Me gusto VolcáNica de Sabrina Duque. Primero, por la original asociación que hace de las erupciones volcánicas y los traqueteos sociales que han suscrito nuestra historia. Segundo, porque no está escrito con la mirada foránea del típico viajero que hace su crónica, ni como el turista que toma curiosas fotografías desde una cámara pegada en la frente desde la altura de un parapente.
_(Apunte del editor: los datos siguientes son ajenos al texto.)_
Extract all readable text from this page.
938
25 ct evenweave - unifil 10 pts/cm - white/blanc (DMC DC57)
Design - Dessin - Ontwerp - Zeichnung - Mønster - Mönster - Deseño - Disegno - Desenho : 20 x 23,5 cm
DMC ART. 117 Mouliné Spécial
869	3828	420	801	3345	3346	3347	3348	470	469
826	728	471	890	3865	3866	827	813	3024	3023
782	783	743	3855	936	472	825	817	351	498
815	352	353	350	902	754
Y, tercero, aunque carece del estruendo y la alarma provocado por el magma de los que intentamos narrar la memoria desde dentro, en sus letras se huele sentimiento, enamoramiento – diría amor por nuestra gente-, solidaridad y hasta admiración por la resilencia inaudita con que, frente a los dramas de todas las especies, se ha tenido que cobijar este pueblo.

Yo estaba advertida que me iba a encontrar con un “reportaje” original por su temática, pero lo esperaba algo frío por foráneo o en extremo angustiante, o, algo distante debido a que Sabrina es de otras tierras, y no comparte el ADN telúrico de los nicas. Incluso, suponía que sacrificaría uno de los dolorosos países, debido a la autocensura por su condición de extranjera, obligada a guardar – más en estos difíciles tiempos – el equilibrio “profesional” que, con alguna frecuencia conduce a cierta ambigüedad cuando se adopta la discreta distancia, sobre todo al intentar filmar nuestra historia y este terrible presente.

Pero no. En su crónica, la aurora se ubica a este lado de los hechos, vive lo que dice, se baña de las cenizas de los cerros que ausculta, se mete a las fumarolas que describe, en las heridas del país y, respira los gases del gran cráter – que aún no se apaga – de esta Nicaragua en prolongada ebullición. Sabrina, en VolcáNica, recorre los suburbios de lava petrificada de la historia y la desentierra tejiéndola con el presente, y también parece caminar sobre la caliente piedra quemada del ahora, para capturar trozos nervudos de la geología social y de la corteza de la historia.
Funde del pasado y el presente, signados por las placas tectónicas de toda clase, a las que siempre ha puesto el lomo nuestro país, resistiendo – como ahora – contra viento y marea, hasta abrirse camino a la vida.

De forma particular, me gustóón que le haya dedicado tiempo a diseccionar la vida y la historia del Dr. Carlos Tünnermann (lo vi como un justo homenaje por todas sus contribuciones), y otra cosa de vital importancia, es que apunta y subraya, la perversa manía de los poderosos de borrar a los mejores personajes que han hecho la historia aquí. Con VOLCANICA, muchos de éstos, otra vez quedaron imborrables.

Solo una cosa al final: no tenemos “vocación trágica”, lo contrario: porque nos gusta la vida es que aún existe Nicaragua. Aquí están, en resumen, mis prometidos comentarios. Muchas gracias.